Les Heures de Pierre de Foix, évêque de Vannes (+ 1490) : New York Morgan Library ms 6 et l’enlumineur Simon Marmion

PIERRE DE FOIX, dit le jeune, infant de Navarre, naquit à Pau le 7 février 1449. Il était fils de Gaston IV, comte de Foix et de Bigorre, et d’Eléonore d’Arragon, reine de Navarre. Après avoir fait ses études à Paris et Padoue, il prit le bonnet de docteur à Ferrare, sous Felino Sandei, un des plus grands jurisconsultes de son temps. L’ordre de Saint-François le comptait au nombre de ses membres. La candeur de ses mœurs et les grands progrès qu’il fit pendant sa jeunesse dans les sciences divines, le conduisirent à l’épiscopat. Il fut élu évêque de Vannes le 17 mai 1475 (élection confirmée par le pape Sixte IV le 11 mars 1476), et administrateur d’Aire la même année. Le souverain pontife écrivit au duc de Bretagne, François II, pour lui faire part de cette nouvelle, et pour lui marquer que, dans la première promotion, il honorerait de la pourpre le nouveau prélat. Pierre fit serment de fidélité au duc, son beau-frère, le 13 mai, et ne tarda pas à être admis dans le sacré collège, sous le titre de Saint-Côrne et de Saint-Damien (cardinal-diacre le 18 décembre 1476, pourpre le 15 janvier 1477). Son nom se trouve dans les lettres d’abolition données aux barons qui, en 1485, avaient voulu se saisir du trésorier Landais. Mais cette amnistie ne fut pas capable de le rassurer ; il se retira à Rome, où il mourut le 10 août 1490, et fut enterré dans la basilique de Notre-Dame del Popolo. Tous les auteurs qui ont écrit l’histoire des cardinaux ont parlé très-avantageusement de Pierre de Foix. Il avait eu en commende l’abbaye de Saint-Melaine de Rennes, après avoir résilié celle de Saint-Savin de Tarbes (16 septembre 1485). Sources : Dom H. Morice et Biblio [En ligne])

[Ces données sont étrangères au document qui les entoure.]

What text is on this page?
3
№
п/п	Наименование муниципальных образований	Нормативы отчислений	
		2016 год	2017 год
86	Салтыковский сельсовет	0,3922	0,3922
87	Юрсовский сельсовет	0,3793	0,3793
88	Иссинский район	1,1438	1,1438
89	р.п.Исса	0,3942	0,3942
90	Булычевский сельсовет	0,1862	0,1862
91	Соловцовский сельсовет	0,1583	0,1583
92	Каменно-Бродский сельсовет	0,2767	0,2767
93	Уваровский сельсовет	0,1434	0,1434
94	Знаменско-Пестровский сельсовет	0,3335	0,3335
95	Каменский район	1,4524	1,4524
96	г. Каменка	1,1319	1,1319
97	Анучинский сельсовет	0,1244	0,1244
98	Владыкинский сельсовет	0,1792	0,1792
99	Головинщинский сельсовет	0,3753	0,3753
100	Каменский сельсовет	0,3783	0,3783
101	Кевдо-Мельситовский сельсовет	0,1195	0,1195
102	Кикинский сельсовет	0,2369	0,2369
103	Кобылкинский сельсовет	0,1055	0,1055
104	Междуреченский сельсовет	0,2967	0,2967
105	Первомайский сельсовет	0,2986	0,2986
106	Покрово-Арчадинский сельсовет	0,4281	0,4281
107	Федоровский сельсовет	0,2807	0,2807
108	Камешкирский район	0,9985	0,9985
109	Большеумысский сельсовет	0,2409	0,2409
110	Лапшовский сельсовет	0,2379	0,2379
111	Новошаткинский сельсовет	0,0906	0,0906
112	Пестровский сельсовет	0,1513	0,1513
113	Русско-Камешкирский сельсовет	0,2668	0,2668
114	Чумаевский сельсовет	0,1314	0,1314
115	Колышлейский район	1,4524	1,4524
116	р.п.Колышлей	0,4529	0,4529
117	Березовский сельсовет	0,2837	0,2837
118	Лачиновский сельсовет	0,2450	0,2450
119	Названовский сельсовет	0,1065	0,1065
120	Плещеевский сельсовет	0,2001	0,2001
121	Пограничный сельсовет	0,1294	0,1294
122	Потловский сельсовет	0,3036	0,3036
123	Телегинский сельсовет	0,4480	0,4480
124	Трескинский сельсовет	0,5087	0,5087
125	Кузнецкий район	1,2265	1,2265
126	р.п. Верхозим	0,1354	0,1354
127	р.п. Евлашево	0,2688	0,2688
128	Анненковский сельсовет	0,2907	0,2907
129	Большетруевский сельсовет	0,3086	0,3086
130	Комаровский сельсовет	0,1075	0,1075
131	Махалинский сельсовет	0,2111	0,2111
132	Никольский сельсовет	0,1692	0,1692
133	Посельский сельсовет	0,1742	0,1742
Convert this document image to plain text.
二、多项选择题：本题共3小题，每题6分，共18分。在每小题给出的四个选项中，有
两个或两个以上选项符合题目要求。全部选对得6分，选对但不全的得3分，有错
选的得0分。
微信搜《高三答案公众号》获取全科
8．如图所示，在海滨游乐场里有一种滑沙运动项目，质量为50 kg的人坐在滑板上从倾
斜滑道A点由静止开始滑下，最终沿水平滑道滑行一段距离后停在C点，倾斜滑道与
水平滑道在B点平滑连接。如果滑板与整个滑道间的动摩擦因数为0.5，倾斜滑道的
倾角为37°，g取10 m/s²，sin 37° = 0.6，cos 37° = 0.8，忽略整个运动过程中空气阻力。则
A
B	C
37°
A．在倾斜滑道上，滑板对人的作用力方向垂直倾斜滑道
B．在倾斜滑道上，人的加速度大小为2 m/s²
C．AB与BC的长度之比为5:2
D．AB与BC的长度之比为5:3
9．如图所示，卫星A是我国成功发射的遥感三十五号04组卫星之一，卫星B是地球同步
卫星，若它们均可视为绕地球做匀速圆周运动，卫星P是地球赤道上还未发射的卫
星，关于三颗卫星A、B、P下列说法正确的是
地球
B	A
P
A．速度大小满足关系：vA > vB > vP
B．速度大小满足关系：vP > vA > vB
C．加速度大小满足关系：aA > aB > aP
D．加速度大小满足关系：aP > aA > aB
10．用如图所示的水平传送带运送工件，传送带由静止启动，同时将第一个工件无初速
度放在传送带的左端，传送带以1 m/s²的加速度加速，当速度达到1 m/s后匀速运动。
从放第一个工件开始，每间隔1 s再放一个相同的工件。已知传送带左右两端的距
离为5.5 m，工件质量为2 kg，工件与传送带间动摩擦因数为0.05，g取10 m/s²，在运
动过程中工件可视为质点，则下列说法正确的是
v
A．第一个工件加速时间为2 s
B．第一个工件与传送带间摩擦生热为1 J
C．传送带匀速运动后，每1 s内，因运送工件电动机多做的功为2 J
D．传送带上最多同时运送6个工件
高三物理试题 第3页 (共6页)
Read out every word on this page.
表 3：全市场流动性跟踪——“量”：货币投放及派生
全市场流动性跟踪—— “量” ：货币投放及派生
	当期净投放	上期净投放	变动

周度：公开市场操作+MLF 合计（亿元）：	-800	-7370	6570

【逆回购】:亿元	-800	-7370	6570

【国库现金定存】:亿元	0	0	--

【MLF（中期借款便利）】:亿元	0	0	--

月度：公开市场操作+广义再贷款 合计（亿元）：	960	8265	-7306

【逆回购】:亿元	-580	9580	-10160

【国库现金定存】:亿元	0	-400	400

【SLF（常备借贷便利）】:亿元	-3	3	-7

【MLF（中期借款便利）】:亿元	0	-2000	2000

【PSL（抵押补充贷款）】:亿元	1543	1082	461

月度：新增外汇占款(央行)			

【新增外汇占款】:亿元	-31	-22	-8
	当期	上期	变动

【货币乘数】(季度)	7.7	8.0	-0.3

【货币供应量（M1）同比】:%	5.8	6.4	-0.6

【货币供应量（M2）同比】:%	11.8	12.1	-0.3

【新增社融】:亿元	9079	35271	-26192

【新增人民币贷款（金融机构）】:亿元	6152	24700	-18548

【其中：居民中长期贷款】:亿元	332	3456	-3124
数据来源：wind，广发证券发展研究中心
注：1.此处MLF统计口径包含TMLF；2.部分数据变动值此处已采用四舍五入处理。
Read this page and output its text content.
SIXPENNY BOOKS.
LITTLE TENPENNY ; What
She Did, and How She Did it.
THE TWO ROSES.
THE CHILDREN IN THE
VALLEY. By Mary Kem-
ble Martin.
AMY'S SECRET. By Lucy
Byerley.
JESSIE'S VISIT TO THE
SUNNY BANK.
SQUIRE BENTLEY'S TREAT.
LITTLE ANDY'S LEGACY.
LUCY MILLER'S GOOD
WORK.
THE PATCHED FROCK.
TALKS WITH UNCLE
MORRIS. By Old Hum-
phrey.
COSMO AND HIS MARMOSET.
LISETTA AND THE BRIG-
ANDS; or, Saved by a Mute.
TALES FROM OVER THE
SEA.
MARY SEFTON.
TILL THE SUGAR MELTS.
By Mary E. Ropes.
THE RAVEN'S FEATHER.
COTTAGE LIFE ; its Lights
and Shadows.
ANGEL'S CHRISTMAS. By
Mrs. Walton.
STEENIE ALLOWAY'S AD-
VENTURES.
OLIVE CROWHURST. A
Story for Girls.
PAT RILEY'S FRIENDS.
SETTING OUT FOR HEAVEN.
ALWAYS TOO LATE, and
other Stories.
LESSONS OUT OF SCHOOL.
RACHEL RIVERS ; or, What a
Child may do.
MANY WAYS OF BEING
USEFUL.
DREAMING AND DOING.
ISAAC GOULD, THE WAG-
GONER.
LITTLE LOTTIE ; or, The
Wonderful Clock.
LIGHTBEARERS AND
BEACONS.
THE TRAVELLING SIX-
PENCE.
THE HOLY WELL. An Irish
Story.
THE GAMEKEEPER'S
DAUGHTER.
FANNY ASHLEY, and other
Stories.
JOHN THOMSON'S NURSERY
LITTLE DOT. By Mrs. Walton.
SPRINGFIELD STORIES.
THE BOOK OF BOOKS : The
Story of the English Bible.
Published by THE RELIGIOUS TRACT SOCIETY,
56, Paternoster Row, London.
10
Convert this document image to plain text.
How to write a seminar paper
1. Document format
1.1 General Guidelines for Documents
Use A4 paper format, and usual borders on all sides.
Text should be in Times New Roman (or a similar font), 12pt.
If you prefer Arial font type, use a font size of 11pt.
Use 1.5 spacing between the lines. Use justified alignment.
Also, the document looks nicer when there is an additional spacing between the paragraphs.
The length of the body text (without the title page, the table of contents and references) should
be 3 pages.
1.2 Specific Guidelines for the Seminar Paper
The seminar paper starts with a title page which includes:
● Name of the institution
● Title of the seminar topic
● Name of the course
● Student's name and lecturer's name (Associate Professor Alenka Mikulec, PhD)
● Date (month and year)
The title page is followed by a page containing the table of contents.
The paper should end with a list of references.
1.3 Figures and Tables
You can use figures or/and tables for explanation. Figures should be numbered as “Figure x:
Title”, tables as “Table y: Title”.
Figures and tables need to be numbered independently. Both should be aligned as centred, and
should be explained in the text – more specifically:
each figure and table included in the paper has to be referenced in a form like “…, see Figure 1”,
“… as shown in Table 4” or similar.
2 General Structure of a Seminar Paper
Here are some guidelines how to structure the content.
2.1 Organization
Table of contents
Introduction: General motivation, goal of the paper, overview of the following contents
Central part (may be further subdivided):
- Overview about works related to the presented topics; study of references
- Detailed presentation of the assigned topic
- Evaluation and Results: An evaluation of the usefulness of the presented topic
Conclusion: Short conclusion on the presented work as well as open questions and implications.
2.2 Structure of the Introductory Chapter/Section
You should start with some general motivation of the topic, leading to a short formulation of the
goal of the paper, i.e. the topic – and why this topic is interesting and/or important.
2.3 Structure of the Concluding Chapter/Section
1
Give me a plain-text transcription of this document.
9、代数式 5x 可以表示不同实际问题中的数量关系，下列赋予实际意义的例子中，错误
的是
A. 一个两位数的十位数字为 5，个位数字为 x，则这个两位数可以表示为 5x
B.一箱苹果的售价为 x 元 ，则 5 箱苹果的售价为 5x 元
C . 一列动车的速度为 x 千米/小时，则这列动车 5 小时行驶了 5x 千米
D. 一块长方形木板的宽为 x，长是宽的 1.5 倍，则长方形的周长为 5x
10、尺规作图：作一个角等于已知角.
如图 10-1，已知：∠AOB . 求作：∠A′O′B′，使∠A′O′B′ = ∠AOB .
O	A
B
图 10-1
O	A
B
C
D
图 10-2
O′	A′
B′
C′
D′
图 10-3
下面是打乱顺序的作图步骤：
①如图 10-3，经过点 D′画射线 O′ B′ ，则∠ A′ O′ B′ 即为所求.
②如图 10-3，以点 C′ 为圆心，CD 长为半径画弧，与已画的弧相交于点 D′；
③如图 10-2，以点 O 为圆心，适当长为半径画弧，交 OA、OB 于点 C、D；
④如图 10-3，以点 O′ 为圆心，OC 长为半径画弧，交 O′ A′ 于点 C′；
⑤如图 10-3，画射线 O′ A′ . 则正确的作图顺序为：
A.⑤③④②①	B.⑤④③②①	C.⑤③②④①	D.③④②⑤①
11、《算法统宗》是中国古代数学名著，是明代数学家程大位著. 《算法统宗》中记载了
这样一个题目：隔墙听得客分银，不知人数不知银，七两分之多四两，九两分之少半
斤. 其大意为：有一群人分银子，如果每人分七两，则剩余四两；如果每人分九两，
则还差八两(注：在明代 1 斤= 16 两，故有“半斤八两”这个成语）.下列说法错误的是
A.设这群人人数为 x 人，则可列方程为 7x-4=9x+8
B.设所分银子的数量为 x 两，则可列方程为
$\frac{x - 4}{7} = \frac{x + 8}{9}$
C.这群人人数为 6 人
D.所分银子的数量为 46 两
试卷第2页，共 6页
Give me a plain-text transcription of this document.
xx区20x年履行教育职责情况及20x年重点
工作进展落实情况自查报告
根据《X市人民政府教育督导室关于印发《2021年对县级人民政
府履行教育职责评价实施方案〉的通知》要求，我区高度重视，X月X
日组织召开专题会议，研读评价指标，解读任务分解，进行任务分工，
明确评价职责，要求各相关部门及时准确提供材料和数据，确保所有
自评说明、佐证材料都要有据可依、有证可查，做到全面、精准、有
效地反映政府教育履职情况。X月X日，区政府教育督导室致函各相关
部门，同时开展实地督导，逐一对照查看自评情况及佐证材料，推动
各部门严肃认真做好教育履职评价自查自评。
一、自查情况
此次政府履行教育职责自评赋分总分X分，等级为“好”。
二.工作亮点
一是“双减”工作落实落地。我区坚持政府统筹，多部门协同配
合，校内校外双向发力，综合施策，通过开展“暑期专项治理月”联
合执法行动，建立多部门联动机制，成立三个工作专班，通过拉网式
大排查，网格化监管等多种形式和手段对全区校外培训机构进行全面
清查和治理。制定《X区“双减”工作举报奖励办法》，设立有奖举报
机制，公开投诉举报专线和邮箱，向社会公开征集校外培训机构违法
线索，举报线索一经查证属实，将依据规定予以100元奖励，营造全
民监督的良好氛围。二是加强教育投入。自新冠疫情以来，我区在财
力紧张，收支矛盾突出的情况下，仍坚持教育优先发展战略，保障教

PIERRE DE FOIX, known as the younger, prince of Navarre, was born in Pau on the 7th February 1449. He was the son of Gaston IV count of Foix and Bigorre, and of Eléonore d’Aragon, queen of Navarre. Having completed his studies in Paris and Padua, he undertook doctoral work in Ferrara under Felino Sandei, one of the greatest legal experts of his time and a member of the Order of St Francis. Pierre’s moral sincerity and great progress during his youth in the holy sciences led him to the Holy Orders. He became bishop of Vannes on the 17th May 1475 (the election was confirmed by pope Sixtus IV on 11th March 1476), and he became the administrator of Aire in the same year. The pontiff wrote to François II, the duke of Brittany, to tell him the news and to remark that, in his first promotion, he would honour the new prelate with the office of cardinal. On the 13th May Pierre made a vow of faithfulness to the duke, his brother-in-law, and was soon promoted in the holy orders under the of SS Corne and Damien (he became cardinal-deacon on the 18th December 1476 and full cardinal on the 15th January 1477). His name can be found on the abolition letters given to the barons who, in 1485, wanted to seize the Breton treasurer Landais. But this pardon was not enough to reassure him, so he went to Rome, where he died on the 10th August 1490, and was buried in the Basilica Notre-Dame del Popolo. Every writer on the history of cardinals speaks highly of Pierre de Foix. He commanded the Abbey of St Melaine in Rennes, after having looked given up that of St Savin in Tarbes (16th September 1485). Taken from Dom H. Morice et Biblio [link].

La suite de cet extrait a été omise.